なぜ新幹線の「女性用トイレ」は少ないのか?東海道新幹線は半数へ…公共トイレに求める「男女の意識の差」
公共トイレに「安全」を求める声
ところで、公共トイレの使用実態はどのようなものだろうか。ベクトル総研が発表した論文「トイレの利用実態と占有時間に関する施設用途別比較」によると、空港でのトイレの占有時間は女性が2分16秒なのに対し、男性(小トイレ)は37秒であった。 しかし、男性(個室)は5分20秒となり、女性の2倍以上の時間を要する。興味深いことに鉄道駅は空港よりも時間を要し、女性は2分40秒、男性(個室)は5分46秒であった。 また、NPO法人日本トイレ研究所が発表した「トイレの困りごとを教えてください!」アンケートによると、公共トイレに対して男女別に困りごと要素が異なることがわかる。 差異が目立つ項目として、女性は「付属器具等」「安全」「トイレットペーパー」の割合が高かった。
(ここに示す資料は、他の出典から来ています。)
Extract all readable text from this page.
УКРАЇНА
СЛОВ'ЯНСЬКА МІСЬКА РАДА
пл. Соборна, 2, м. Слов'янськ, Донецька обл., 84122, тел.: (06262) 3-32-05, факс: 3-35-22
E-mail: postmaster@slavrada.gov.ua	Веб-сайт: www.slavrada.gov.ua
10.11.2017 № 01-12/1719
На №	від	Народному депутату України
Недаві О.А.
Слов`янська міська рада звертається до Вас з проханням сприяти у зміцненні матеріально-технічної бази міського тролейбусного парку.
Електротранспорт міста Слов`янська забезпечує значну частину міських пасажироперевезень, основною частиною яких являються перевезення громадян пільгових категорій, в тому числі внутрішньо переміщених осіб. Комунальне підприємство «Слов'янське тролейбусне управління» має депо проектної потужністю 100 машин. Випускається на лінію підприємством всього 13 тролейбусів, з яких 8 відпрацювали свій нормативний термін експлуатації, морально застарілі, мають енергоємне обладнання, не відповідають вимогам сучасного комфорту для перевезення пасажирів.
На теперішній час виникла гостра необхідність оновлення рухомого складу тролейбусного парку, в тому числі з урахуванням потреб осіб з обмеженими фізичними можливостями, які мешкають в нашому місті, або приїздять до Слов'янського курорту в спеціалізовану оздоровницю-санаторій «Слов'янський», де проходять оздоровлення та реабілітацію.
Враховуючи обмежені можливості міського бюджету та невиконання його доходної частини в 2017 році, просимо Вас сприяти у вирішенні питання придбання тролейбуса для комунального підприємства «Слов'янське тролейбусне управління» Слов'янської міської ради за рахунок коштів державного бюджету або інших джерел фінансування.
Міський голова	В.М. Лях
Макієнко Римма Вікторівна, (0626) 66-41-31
一方、男性は「案内表示・デザイン」の割合が高く、「安全」は5.1%(女性は12.2%)だった。 「安全」を求める声は個室トイレにおける盗撮被害への懸念の表れであり、対策を求める声は高まっている。実際に、東京都港区では昨年から女性専用トイレの整備を進めている。 翻って、東海道新幹線のトイレを考えると、男性(個室)利用時間の長さ、女性の「安全」を求める声の高さを考慮すると、女性専用トイレができるのは無理もない。また、男性はすでに男性用小トイレが存在するのだから、男女平等という観点から見ても、今回の措置に違和感はない、と筆者は考える。 最後に、男性の立場から、一言だけ付け加えたい。アンケートでもあるとおり、筆者も公共トイレにおける「案内表示・デザイン」の改善を強く求める立場だ。ようするに、男性・女性トイレの見分けがつきにくい。東海道新幹線では、はっきりと女性トイレであることがわかるデザインを求めたい。